For locating hazards

Dogs have been used for detecting mines; they were trained to spot trip wires, as well as mines and other booby traps. They were also employed for sentry duty, and to spot snipers or hidden enemy forces.
On land, giant pouched rats such as the Gambian giant pouched rat have been tested with considerable success as specialised mine detecting animals, as their keen sense of smell helps in the identification of explosives and their small size prevents them from triggering land mines.
Chickens were used during the Gulf Wars to detect poisonous gases in an operation called Kuwaiti Field Chicken ; the designation of the US Marines for chickens used in this role was Poultry Chemical Confirmation Devices. The plan was put on hold after 41 of 43 chicken used for such purposes died within a week of arrival in Kuwait.
Beginning during the Cold War, research has been done into the uses of many species of marine mammals for military purposes. The U.S. Navy Marine Mammal Program uses military dolphins and sea lions for underwater sentry duty, mine clearance, and object recovery.

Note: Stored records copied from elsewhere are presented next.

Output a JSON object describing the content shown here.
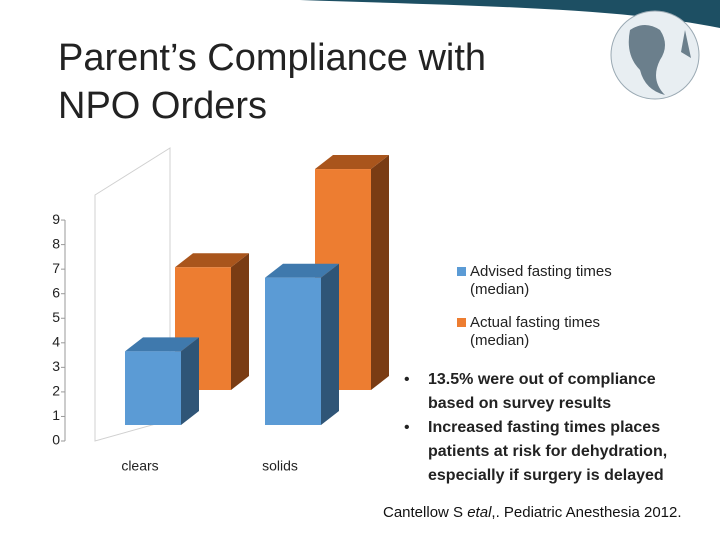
{
  "title": "Parent’s Compliance with NPO Orders",
  "chart_data": {
    "type": "bar3d",
    "categories": [
      "clears",
      "solids"
    ],
    "series": [
      {
        "name": "Advised fasting times (median)",
        "color": "#5b9bd5",
        "side": "#2f5577",
        "top": "#3f79ad",
        "values": [
          3,
          6
        ]
      },
      {
        "name": "Actual fasting times (median)",
        "color": "#ed7d31",
        "side": "#7a3c14",
        "top": "#a9551c",
        "values": [
          5,
          9
        ]
      }
    ],
    "ylim": [
      0,
      9
    ],
    "yticks": [
      0,
      1,
      2,
      3,
      4,
      5,
      6,
      7,
      8,
      9
    ],
    "grid": false
  },
  "bullets": [
    "13.5% were out of compliance based on survey results",
    "Increased fasting times places patients at risk for dehydration, especially if surgery is delayed"
  ],
  "citation": [
    "Cantellow S ",
    "etal",
    ",. Pediatric Anesthesia 2012."
  ]
}
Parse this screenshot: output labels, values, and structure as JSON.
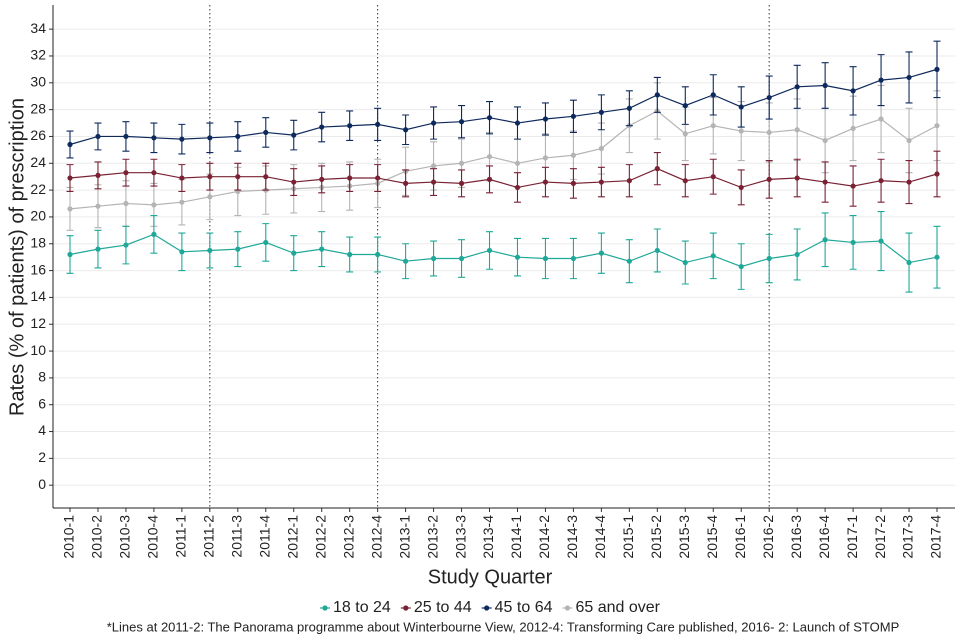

Other specialized functions

s were used in the Royal Navy to control vermin on board ships. Able seacat Simon of HMS Amethyst received the Dickin Medal.
During the Spanish Civil War, Nationalist pilots attached fragile supplies to live turkeys, which descended flapping their wings, thus serving as parachutes which could also be eaten by the defenders of the monastery of Santa Maria de la Cabeza.
Furthermore, use of military chickens was proposed in the British Blue Peacock project. The scheme involved burying nuclear bombs in the ground for later detonation should occupied Germany be overrun by Warsaw Pact forces. The primitive electronic devices of the 1950s were unreliable in frozen ground, and the chickens were considered as a source of biogenic heat. This story has often been reported as an April Fool's joke, but when it was declassified and proven to be a true story on 1 April 2004, the head of education and interpretation at the UK National Archives said, "It does seem like an April Fool but it most certainly is not. The Civil Service does not do jokes."

Notable examples

During the British occupation of Basra, rumours of "man-eating badgers" emerged from the local population, including allegations that these beasts were released by the British troops, something that the British strenuously denied. The event received coverage in the Western press during the 2007 silly season.